Le salarié, qui critique l’attitude procédurale de l’appelant principal, sollicite la condamnation de la société [5] à titre de sanction et d’indemnisation du caractère abusif et dilatoire de l’appel. Cette demande est ainsi recevable en tout état de cause.
Cela étant, en l’absence notamment d’élément faisant ressortir la malice ou la mauvaise foi de l’employeur auquel ne peut être imputé le délai de traitement de la procédure pénale, les circonstances de nature à faire dégénérer en abus l’exercice par l’appelant principal de son droit d’appel ne sont pas caractérisées, étant rappelé que l’inertie des deux parties est à l’origine du temps écoulé entre l’issue de la procédure pénale et la réinscription de l’affaire au rôle.

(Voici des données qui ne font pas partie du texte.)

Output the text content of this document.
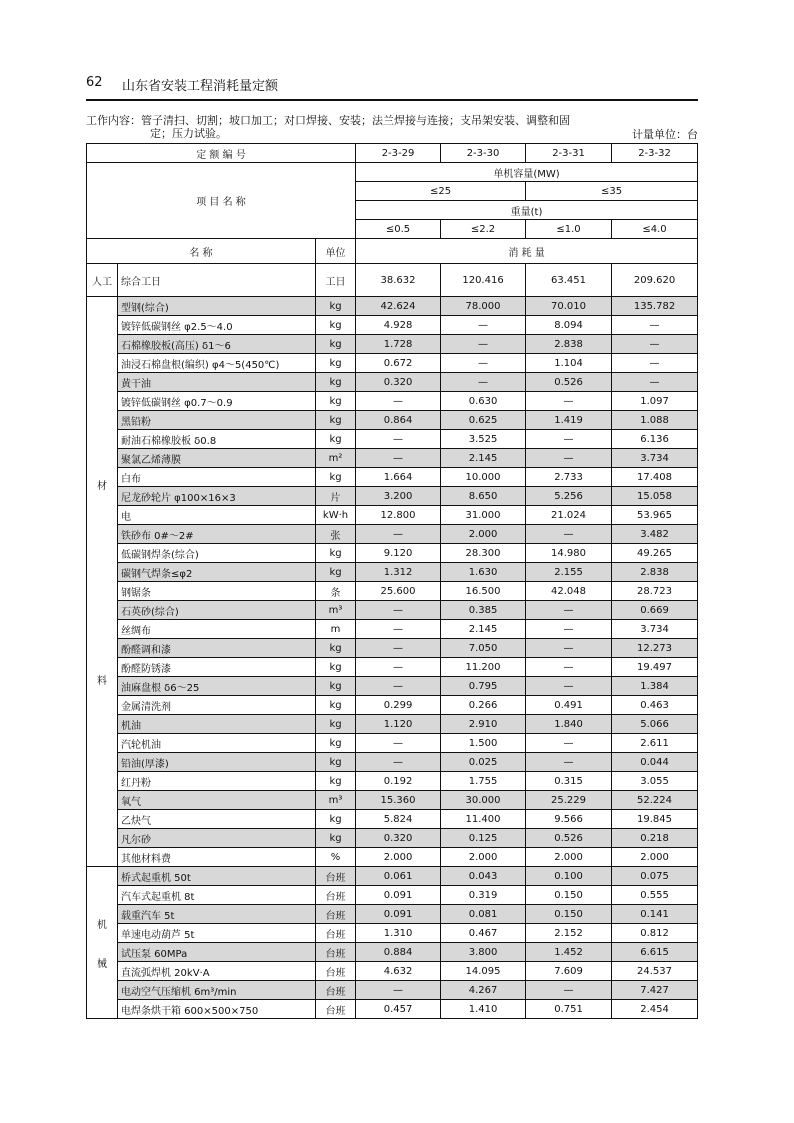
62 山东省安装工程消耗量定额
工作内容：管子清扫、切割；坡口加工；对口焊接、安装；法兰焊接与连接；支吊架安装、调整和固
定；压力试验。	计量单位：台
定 额 编 号			2-3-29	2-3-30	2-3-31	2-3-32
项 目 名 称			单机容量(MW)			
			≤25		≤35	
			重量(t)			
			≤0.5	≤2.2	≤1.0	≤4.0
名 称		单位	消 耗 量			
人工	综合工日	工日	38.632	120.416	63.451	209.620

材
料	型钢(综合)	kg	42.624	78.000	70.010	135.782
	镀锌低碳钢丝 φ2.5～4.0	kg	4.928	—	8.094	—
	石棉橡胶板(高压) δ1～6	kg	1.728	—	2.838	—
	油浸石棉盘根(编织) φ4～5(450℃)	kg	0.672	—	1.104	—
	黄干油	kg	0.320	—	0.526	—
	镀锌低碳钢丝 φ0.7～0.9	kg	—	0.630	—	1.097
	黑铅粉	kg	0.864	0.625	1.419	1.088
	耐油石棉橡胶板 δ0.8	kg	—	3.525	—	6.136
	聚氯乙烯薄膜	m²	—	2.145	—	3.734
	白布	kg	1.664	10.000	2.733	17.408
	尼龙砂轮片 φ100×16×3	片	3.200	8.650	5.256	15.058
	电	kW·h	12.800	31.000	21.024	53.965
	铁砂布 0#～2#	张	—	2.000	—	3.482
	低碳钢焊条(综合)	kg	9.120	28.300	14.980	49.265
	碳钢气焊条≤φ2	kg	1.312	1.630	2.155	2.838
	钢锯条	条	25.600	16.500	42.048	28.723
	石英砂(综合)	m³	—	0.385	—	0.669
	丝绸布	m	—	2.145	—	3.734
	酚醛调和漆	kg	—	7.050	—	12.273
	酚醛防锈漆	kg	—	11.200	—	19.497
	油麻盘根 δ6～25	kg	—	0.795	—	1.384
	金属清洗剂	kg	0.299	0.266	0.491	0.463
	机油	kg	1.120	2.910	1.840	5.066
	汽轮机油	kg	—	1.500	—	2.611
	铅油(厚漆)	kg	—	0.025	—	0.044
	红丹粉	kg	0.192	1.755	0.315	3.055
	氧气	m³	15.360	30.000	25.229	52.224
	乙炔气	kg	5.824	11.400	9.566	19.845
	凡尔砂	kg	0.320	0.125	0.526	0.218
	其他材料费	%	2.000	2.000	2.000	2.000

机
械	桥式起重机 50t	台班	0.061	0.043	0.100	0.075
	汽车式起重机 8t	台班	0.091	0.319	0.150	0.555
	载重汽车 5t	台班	0.091	0.081	0.150	0.141
	单速电动葫芦 5t	台班	1.310	0.467	2.152	0.812
	试压泵 60MPa	台班	0.884	3.800	1.452	6.615
	直流弧焊机 20kV·A	台班	4.632	14.095	7.609	24.537
	电动空气压缩机 6m³/min	台班	—	4.267	—	7.427
	电焊条烘干箱 600×500×750	台班	0.457	1.410	0.751	2.454
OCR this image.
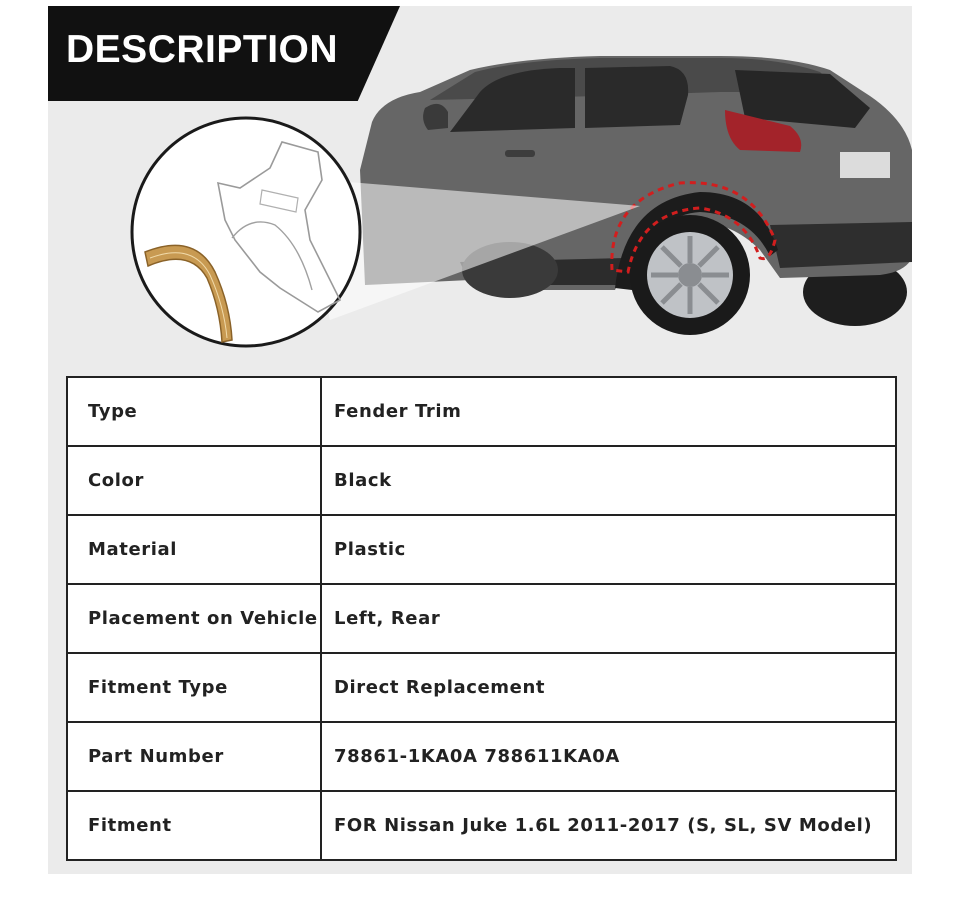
DESCRIPTION
Type	Fender Trim
Color	Black
Material	Plastic
Placement on Vehicle	Left, Rear
Fitment Type	Direct Replacement
Part Number	78861-1KA0A 788611KA0A
Fitment	FOR Nissan Juke 1.6L 2011-2017 (S, SL, SV Model)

Il y a donc lieu de débouter le salarié de cette demande.
Sur les dépens et les frais irrépétibles
Le jugement entrepris sera confirmé en ce qu’il statue sur les dépens et les frais irrépétibles.

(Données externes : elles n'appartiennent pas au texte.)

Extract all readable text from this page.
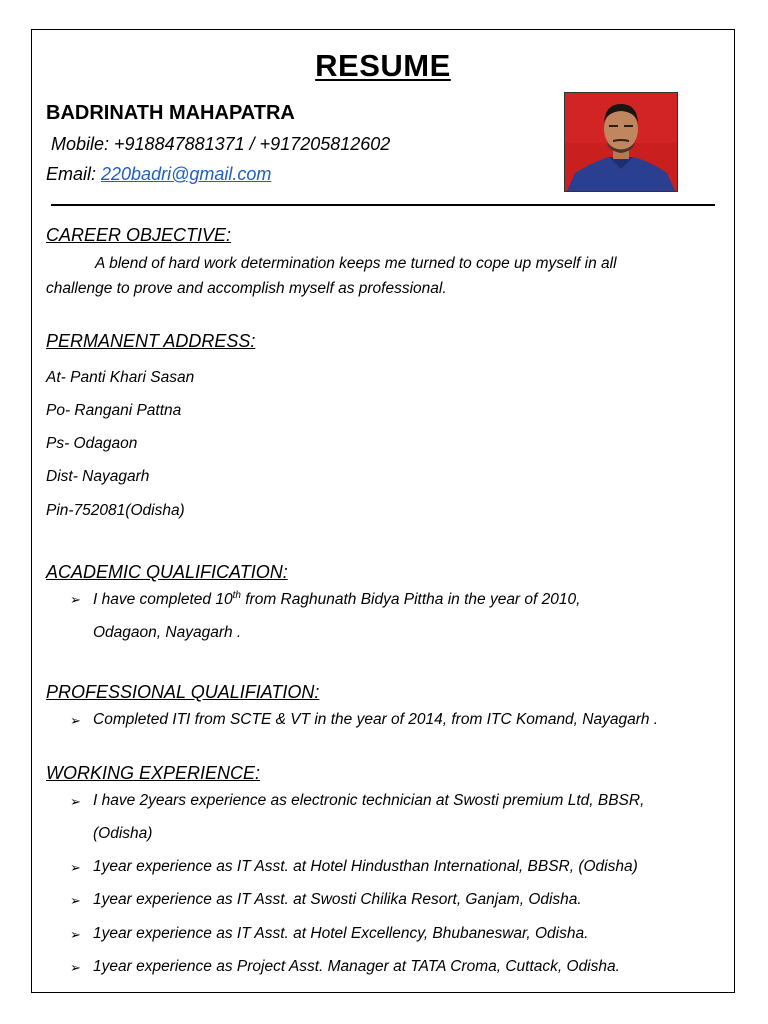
RESUME
BADRINATH MAHAPATRA
Mobile: +918847881371 / +917205812602
Email: 220badri@gmail.com
CAREER OBJECTIVE:
A blend of hard work determination keeps me turned to cope up myself in all
challenge to prove and accomplish myself as professional.
PERMANENT ADDRESS:
At- Panti Khari Sasan
Po- Rangani Pattna
Ps- Odagaon
Dist- Nayagarh
Pin-752081(Odisha)
ACADEMIC QUALIFICATION:
➢ I have completed 10th from Raghunath Bidya Pittha in the year of 2010,
Odagaon, Nayagarh .
PROFESSIONAL QUALIFIATION:
➢ Completed ITI from SCTE & VT in the year of 2014, from ITC Komand, Nayagarh .
WORKING EXPERIENCE:
➢ I have 2years experience as electronic technician at Swosti premium Ltd, BBSR,
(Odisha)
➢ 1year experience as IT Asst. at Hotel Hindusthan International, BBSR, (Odisha)
➢ 1year experience as IT Asst. at Swosti Chilika Resort, Ganjam, Odisha.
➢ 1year experience as IT Asst. at Hotel Excellency, Bhubaneswar, Odisha.
➢ 1year experience as Project Asst. Manager at TATA Croma, Cuttack, Odisha.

La société [5] sera condamnée aux dépens de première instance et d’appel.
En cause d’appel, il n’y a lieu de faire application des dispositions de l’article 700 du code de procédure civile qu’au profit du salarié auquel sera allouée une somme de 4 000 euros.
PAR CES MOTIFS :
La Cour, statuant contradictoirement,
Infirme le jugement entrepris, sauf en ce qu’il statue sur le rappel salaire pour la période de mise à pied à titre conservatoire, l’indemnité de préavis, les congés payés afférents, l’indemnité légale de licenciement, les intérêts légaux, les dépens et l’article 700 du code de procédure civile ;
Statuant à nouveau sur les chefs infirmés et y ajoutant,
Déclare recevables les demandes soutenues par M. [Y] [H] au titre de la nullité de son licenciement ;
Dit que le licenciement de M. [Y] [H] est nul ;
Condamne la société [5] à payer à M. [Y] [H] les sommes suivantes :
* 115 416,60 euros à titre d’indemnité pour méconnaissance du statut protecteur,
* 21 061,50 euros à titre d’indemnité pour licenciement nul ;
Condamne la société [5] aux dépens d’appel ;
Condamne la société [5] à payer à M. [Y] [H] une somme de 4000 euros en application des dispositions de l’article 700 du code de procédure civile pour la procédure suivie en appel ;
Déboute les parties pour le surplus.
Prononcé publiquement par mise à disposition de l’arrêt au greffe de la cour, les parties en ayant été préalablement avisées dans les conditions prévues au deuxième alinéa de l’article 450 du code de procédure civile.
Signé par Monsieur Thierry CABALE, Président et par Madame Isabelle FIORE, greffière, auquel la minute de la décision a été remise par le magistrat signataire.